The arrested fifteen-year-old said he was part of several back-up teams at the ready in case the first attack on Bhutto failed and that the entire operation was overseen by Baitullah Mehsud. Mehsud is the senior Taliban commander in South Waziristan. Effectively ruling the tribal agency, he has been called the 'Emir of Waziristan.'

From ancient times, the region of the Indus river lay at the frontier between invasion from west and central Asia and the southern empires of the Indian subcontinent. West of the Indus, in the remotest part of the rugged borderlands between the two regions, in the Suleiman mountains of Waziristan, the Pashutn tribes would always keep their autonomy in return for nominal support of whatever empire controlled the region.

While India began to fall under British control after 1840, Pakistan, which was mostly Muslim, wasn't formally acquired until the late 19th century. By 1860, the British had moved across and into Waziristan but were being harassed by Mahsud tribesmen. In 1893, the British extended Pakistan into Afghan territory under the control of Pashtun tribesmen by establishing the Durand line as India's border with Afghanistan. In so doing, they took Waziristan, drawing the frontier right through Afghanistan's largest and most powerful ethnic group, the Pashtuns. The effect was ultimately to strengthen a sense of Pashtun nationalism which in future would be exploited by Pakistan or Afghanistan in future rivalries- and by the Taliban against both.

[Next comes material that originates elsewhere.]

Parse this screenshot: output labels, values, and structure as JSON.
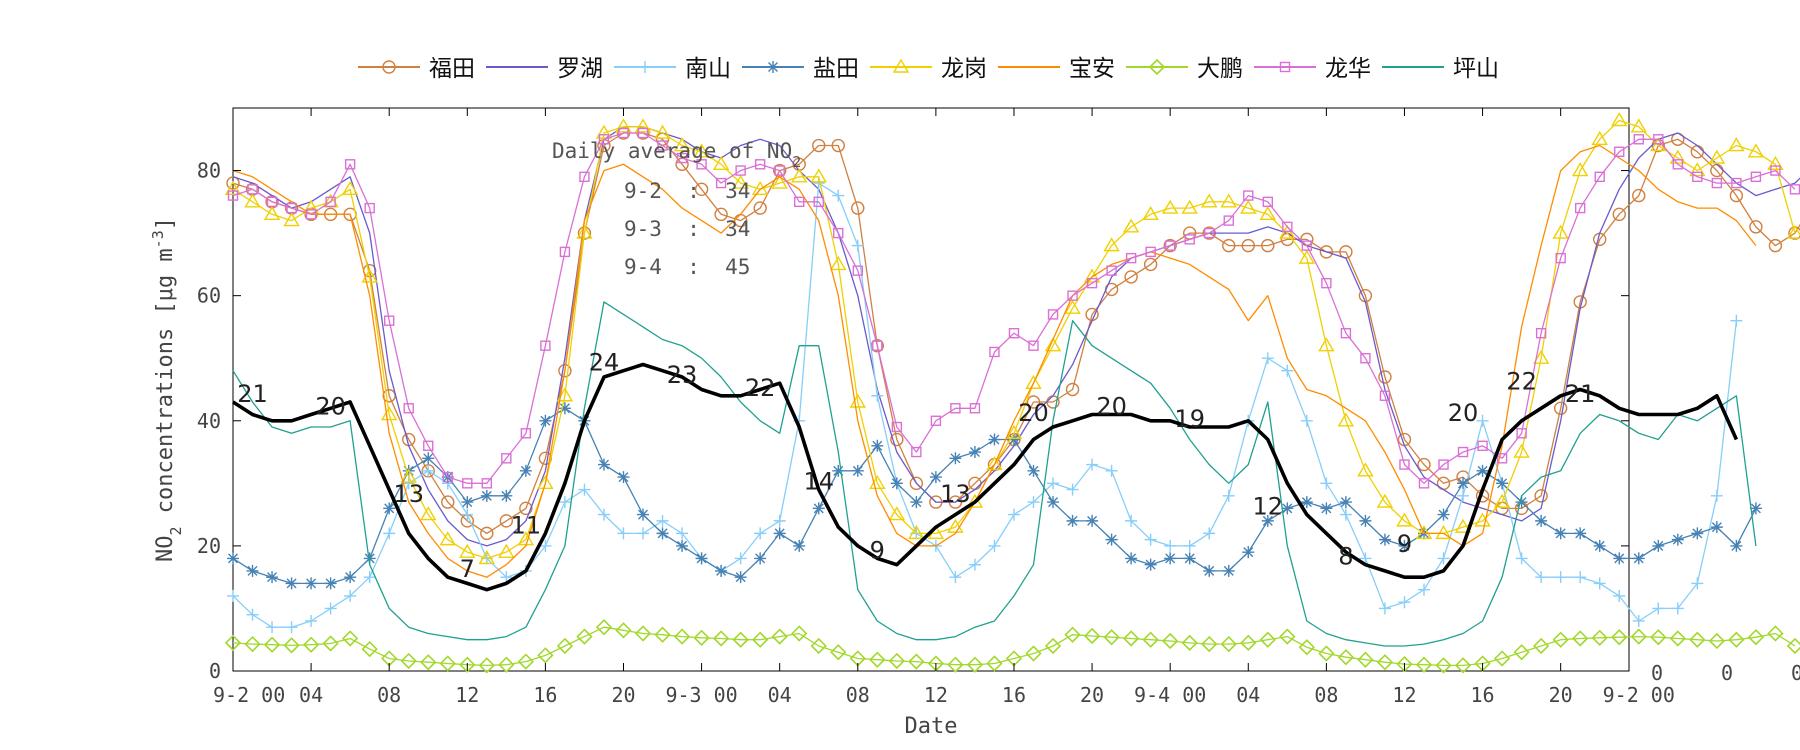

Throughout the 1890s, the British experienced the same problems that Pakistan, Afghanistan and NATO are experiencing with the Taliban today. British political agents who administered North and South Waziristan were faced with Pashtun tribal insurgencies commanded by the great Waziri leader, Mullah Powindah. Due to implacable Waziri resistance and bloody casualty counts on both sides, the British, in 1901, settled for containment rather than control . By 1910 they had adopted the tribal agency system which allowed autonomy for Waziristan, a system of 'rule at arm's length'still used by Pakistan today. British attempts at peacemaking, due to the need for resources during World War One, led to more concerted attacks by Mahsud and Ghazi tribesmen. The British retaliated with aerial bombardment. British attempts to open up Wazizristan with road-building resulted only in further attacks. In one assault in 1920 Waziris and Mahsuds together killed 500 British troops.
Since the period between the wars, little has changed in Waziristan. And after President Musharraf joined Washington's War on Terror, Pakistan has had to pick up where the British left off. The ambivalent political status of the Pashtuns in remote Waziristan and other border areas has strengthened the Afghan Taliban who have their roots among the Pashtuns and have allied themselves with the Pashtun cause.